First, under Section 365(h), a tenant whose landlord files for bankruptcy and then rejects the tenant’s lease may retain its rights, including those “relating to the amount and timing of payment of rent and other amounts payable by the lessee.” The court explained that a tenant that makes an election under Section 365(h) is “entitled to remain under the same rental terms as are set forth in the lease.” Megafoods Stores, Inc. v. Flagstaff Realty Assocs. (In re Flagstaff Realty Assocs.), 60 F.3d 1031, 1034 (3d Cir. 1995) (citations omitted). Accordingly, the court held that by virtue of IDEA’s election under Section 365(h), IDEA is permitted to reduce its rent obligations by the recoupment amounts applicable under the Lease for the balance of the term of the Lease after the date of rejection.

Second, even if Section 365(h) did not extend to the recoupment amounts, the court agreed that IDEA would be permitted to reduce its rent obligations under the doctrine of equitable recoupment. Recoupment means “the setting up of a demand arising from the same transaction as the plaintiff’s claim or cause of action, strictly for the purpose of abatement or reduction of such claim.” In re Univ. Med. Ctr., 973 F.2d 1065, 1079 (3d Cir. 1992) (citations omitted). The court observed that recoupment “avoids the usual channels in bankruptcy” and enables the creditor to obtain more than its pro rata distribution from the estate by “netting obligations between a creditor and the debtor without regard to the bankruptcy priority of the claim.” Because of this effect, recoupment should be narrowly applied to the same transaction. The court concluded that the rental obligations and recoupment amounts at issue set up an integrated framework, as the payment of rent and the contractual “recoupment” amount worked together to ensure that IDEA paid rent only once the venue turned a profit; thus, it would be inequitable to require IDEA to pay the full amount of its rental obligations without applying the countervailing downward adjustments contemplated by the recoupment provisions. In addition, the court observed that, even if the Sale Order had not expressly preserved IDEA’s rights to the rent “recoupment,” the doctrine of equipment recoupment is an affirmative defense, and the sale of assets “free and clear” of claims under Section 363(f) “does not include defenses to claim.” 

Why This Case Is Interesting

On the one hand, the decision is tied to the particular facts before the court.

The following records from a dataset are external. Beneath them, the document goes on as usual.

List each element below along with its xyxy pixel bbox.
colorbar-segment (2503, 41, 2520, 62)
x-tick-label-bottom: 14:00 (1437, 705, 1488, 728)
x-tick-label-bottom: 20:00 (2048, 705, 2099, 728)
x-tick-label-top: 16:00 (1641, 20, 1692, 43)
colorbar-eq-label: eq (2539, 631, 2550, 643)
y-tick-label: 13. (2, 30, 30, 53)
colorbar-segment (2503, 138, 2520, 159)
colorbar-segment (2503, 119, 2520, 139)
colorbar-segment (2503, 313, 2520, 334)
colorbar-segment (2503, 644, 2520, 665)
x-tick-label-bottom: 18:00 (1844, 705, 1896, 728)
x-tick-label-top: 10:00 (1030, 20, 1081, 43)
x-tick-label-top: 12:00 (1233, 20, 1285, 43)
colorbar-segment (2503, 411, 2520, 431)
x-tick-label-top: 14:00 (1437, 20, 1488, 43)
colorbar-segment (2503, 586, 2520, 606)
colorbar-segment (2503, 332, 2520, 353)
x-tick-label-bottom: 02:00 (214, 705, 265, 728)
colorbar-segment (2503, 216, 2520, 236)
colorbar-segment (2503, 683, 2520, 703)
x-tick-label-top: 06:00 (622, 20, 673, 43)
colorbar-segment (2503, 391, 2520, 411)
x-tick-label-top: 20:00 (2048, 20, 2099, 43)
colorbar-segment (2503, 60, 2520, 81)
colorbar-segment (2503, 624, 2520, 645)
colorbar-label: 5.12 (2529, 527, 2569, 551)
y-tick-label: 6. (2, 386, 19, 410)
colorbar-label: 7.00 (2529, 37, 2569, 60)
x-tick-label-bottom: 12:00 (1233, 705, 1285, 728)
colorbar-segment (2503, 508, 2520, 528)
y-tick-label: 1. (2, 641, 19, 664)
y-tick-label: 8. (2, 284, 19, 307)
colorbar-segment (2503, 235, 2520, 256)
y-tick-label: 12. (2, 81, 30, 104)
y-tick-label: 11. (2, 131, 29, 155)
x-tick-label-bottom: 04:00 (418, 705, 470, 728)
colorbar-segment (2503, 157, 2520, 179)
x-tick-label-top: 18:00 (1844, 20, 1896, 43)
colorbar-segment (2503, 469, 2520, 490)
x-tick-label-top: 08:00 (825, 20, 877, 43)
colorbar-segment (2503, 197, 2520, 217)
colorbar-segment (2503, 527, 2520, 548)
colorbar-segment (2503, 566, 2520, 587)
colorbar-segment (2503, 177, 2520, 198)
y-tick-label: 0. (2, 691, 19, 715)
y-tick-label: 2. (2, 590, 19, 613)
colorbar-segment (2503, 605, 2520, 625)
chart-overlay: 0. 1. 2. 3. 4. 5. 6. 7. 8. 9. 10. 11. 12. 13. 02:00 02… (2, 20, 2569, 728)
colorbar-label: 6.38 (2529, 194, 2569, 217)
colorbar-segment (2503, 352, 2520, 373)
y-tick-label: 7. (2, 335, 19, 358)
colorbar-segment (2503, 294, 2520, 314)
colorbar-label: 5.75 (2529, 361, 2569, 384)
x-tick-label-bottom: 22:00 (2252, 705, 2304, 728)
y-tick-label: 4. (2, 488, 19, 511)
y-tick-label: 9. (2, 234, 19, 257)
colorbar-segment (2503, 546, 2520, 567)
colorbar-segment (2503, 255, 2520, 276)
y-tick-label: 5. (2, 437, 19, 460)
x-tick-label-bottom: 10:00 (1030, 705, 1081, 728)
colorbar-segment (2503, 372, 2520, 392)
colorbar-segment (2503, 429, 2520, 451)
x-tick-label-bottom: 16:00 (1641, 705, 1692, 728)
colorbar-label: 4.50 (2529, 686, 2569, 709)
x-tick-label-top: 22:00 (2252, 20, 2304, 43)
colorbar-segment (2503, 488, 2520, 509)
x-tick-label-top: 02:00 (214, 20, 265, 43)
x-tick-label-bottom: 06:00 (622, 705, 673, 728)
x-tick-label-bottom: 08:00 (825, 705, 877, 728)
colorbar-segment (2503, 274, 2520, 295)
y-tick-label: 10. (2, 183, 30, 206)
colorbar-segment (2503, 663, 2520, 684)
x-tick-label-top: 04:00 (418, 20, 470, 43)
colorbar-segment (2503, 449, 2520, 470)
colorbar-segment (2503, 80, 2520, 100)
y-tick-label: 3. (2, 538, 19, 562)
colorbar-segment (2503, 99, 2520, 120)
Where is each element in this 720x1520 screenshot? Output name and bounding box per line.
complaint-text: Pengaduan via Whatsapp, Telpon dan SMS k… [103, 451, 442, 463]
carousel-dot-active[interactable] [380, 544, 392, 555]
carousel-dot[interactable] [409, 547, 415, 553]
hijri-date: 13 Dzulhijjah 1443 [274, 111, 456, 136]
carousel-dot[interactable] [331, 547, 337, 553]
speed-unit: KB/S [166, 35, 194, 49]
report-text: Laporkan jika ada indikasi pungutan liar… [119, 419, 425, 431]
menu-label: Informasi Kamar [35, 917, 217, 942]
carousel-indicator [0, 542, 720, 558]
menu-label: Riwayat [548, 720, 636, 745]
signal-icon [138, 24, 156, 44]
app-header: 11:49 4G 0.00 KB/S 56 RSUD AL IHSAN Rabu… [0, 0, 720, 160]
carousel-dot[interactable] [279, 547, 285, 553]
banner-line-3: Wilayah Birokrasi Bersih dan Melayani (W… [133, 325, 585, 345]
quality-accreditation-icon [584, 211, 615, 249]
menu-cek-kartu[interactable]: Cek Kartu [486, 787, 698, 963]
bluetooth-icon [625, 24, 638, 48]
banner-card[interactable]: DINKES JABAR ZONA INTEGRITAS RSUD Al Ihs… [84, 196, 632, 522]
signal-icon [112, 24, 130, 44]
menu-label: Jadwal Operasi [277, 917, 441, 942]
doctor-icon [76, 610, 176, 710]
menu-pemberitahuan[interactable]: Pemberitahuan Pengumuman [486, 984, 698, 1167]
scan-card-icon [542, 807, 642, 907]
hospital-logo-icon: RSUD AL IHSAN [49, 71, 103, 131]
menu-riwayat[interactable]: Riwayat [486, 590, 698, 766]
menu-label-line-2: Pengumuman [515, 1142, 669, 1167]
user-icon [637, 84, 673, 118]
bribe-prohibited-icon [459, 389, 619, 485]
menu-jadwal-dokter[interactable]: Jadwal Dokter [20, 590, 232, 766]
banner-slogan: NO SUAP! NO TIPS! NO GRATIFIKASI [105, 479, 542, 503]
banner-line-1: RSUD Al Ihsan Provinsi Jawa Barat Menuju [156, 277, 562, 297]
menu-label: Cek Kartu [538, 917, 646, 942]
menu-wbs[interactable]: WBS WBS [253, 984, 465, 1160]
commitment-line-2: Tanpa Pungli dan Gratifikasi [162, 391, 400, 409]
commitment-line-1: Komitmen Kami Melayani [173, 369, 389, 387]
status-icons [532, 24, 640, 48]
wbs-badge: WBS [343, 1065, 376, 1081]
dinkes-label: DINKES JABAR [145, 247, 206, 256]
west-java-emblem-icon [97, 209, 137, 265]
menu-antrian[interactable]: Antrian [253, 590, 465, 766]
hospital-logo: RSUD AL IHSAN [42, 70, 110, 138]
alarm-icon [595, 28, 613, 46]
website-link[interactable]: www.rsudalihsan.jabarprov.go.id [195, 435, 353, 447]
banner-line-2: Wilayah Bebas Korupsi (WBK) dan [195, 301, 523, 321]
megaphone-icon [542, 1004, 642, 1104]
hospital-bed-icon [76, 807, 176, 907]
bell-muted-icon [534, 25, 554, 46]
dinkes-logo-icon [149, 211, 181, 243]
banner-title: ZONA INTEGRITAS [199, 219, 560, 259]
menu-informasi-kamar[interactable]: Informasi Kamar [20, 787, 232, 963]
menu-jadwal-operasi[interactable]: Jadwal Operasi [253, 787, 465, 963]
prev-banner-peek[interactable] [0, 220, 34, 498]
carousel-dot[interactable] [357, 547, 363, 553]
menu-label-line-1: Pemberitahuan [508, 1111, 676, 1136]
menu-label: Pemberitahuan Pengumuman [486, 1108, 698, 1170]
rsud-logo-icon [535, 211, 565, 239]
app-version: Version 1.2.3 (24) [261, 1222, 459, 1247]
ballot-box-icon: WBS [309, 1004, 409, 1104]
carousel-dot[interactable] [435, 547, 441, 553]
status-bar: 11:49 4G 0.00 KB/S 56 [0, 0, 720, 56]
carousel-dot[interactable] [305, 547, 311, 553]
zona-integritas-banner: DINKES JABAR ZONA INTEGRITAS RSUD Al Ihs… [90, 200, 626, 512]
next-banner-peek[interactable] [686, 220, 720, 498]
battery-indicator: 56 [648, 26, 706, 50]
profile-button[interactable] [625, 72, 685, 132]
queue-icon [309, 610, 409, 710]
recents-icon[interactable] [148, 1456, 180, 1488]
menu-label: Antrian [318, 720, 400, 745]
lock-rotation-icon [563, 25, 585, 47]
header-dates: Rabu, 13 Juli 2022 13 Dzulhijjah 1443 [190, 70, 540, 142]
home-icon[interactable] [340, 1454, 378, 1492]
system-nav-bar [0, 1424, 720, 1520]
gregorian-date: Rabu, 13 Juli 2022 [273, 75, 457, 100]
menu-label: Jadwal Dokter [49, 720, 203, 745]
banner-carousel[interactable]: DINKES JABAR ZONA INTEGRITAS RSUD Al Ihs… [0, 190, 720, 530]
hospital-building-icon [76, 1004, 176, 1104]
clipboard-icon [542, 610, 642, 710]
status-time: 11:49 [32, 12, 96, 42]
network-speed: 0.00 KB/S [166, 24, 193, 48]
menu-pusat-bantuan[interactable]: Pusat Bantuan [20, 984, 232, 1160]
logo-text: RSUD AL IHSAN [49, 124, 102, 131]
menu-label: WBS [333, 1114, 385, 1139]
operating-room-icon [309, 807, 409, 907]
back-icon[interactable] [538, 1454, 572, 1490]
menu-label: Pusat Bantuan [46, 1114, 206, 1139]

Notably, the tenant timely preserved its claims, through both an adversary proceeding and the Sale Order, to enforce its contractual right to “recoupment” of amounts otherwise owing under the Lease to reduce or eliminate the payment of rent. This was held to permit the tenant to continue to remain in possession of the premises — even though the property is now owned by the asset purchaser — and, accordingly, reduce rent payable. It also affected the claim of the purchaser against the tenant for payment of rent. All of this was per the Lease terms and the protections obtained by the tenant as part of the Sale Order, that is, that the sale would not affect the tenant’s rights under Section 365(h). To this extent, the decision underscores the need to proactively evaluate the impact of a sale on the rights of a nondebtor tenant from a lease rejection as part of a sale and, in turn, the asset purchaser should factor this risk into its purchase price. (In this instance, the purchaser owns property subject to a continuing possession right in favor of a tenant that does not need to pay rent per the terms of the rejected Lease). The case also holds that the tenant’s right to equitable recoupment could not be eliminated by the “free and clear” language of the Sale Order — irrespective of the negotiated language in the Sale Order — since equitable recoupment is an affirmative defense that is not subject to being barred.